The Fight is a film of great baseline competence and only scant insight. As a document of four emblematic battles brought by the American Civil Liberties Union against the Trump administration—respectively concerning abortion rights, census data, transgender military admittance, and the famous “children in cages” immigration disgrace—it is confidently illustrative. As a film that wants to advance an argument, it is quite empty.

Continuing the remarkable skill for identifying and presenting character that they demonstrated on the far thornier—therefore more interesting—Weiner, directors Eli Despres, Josh Kriegman and Elyse Steinberg flagrantly structure their narrative for maximised emotional power but thankfully bolster this with mostly well-handled lurches into humanist comedy. Laughs are drawn not from easy pot-shots at cartoon scapegoats (thankfully absent here, in favour of focusing on the actual crises and their human costs) but from our protagonists: heroic but approachable civil rights lawyers. And ultimately, it’s the filmmakers’ easy talent for observation and personality that leads to some truly powerful moments: immigration expert Lee Gelernt waiting to go on TV, for instance, or voting rights guy Dale Ho studying a ruling.

Otherwise, the film is marred by a reliance on dishonest and patronising formal techniques: all four cases, for instance, are contrived to occur at the same climactic moment. The Fight—pointedly titled in the singular—proceeds from an assumption of audience agreement, which would be fine if it then dared to go deeper and demonstrate something novel and unfamiliar.

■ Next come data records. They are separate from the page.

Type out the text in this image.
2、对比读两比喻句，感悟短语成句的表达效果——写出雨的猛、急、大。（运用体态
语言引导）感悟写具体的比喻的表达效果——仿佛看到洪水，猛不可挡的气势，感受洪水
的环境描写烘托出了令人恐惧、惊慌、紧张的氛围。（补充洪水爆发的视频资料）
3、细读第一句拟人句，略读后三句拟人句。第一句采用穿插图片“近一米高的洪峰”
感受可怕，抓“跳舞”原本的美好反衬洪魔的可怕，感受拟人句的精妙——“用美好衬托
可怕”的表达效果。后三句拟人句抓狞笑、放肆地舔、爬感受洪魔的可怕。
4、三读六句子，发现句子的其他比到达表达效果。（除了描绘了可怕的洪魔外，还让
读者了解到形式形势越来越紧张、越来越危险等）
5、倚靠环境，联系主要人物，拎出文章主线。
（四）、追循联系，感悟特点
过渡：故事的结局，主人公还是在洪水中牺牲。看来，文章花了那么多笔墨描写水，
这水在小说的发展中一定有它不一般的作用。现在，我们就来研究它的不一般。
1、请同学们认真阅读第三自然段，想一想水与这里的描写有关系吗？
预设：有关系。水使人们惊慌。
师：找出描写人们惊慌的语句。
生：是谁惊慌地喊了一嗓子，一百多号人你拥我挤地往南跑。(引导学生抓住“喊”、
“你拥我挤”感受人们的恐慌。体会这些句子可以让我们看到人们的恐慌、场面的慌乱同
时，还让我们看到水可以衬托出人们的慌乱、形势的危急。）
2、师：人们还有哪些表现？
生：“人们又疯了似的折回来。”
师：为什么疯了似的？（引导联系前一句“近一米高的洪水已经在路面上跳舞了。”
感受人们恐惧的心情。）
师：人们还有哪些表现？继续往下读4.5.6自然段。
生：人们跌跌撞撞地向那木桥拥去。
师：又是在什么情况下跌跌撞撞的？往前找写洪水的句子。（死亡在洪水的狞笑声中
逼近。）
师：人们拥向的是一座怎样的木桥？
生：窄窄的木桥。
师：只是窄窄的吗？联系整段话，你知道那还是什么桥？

In many ways, it remains cheerfully at the level of a Daily Show monologue.

The Fight is a work of rhetorical blandness constructed in a modish style stuck between editorial slickness and raw observation. Despite its frequent slides into insulting disingenuousness, however, the film’s sheer strength of character keeps it truly engaging, as it describes an important roadmap to a far better world. 

RATING: 4/5


INFORMATION

CAST: Brigitte Amiri, Joshua Block, Lee Gelernt, Dale Ho, Chase Strangio

DIRECTORS: Eli Despres, Josh Kriegman, Elyse Steinberg

SYNOPSIS: An inside look at the legal battles that lawyers for the American Civil Liberties Union are facing during the Trump administration.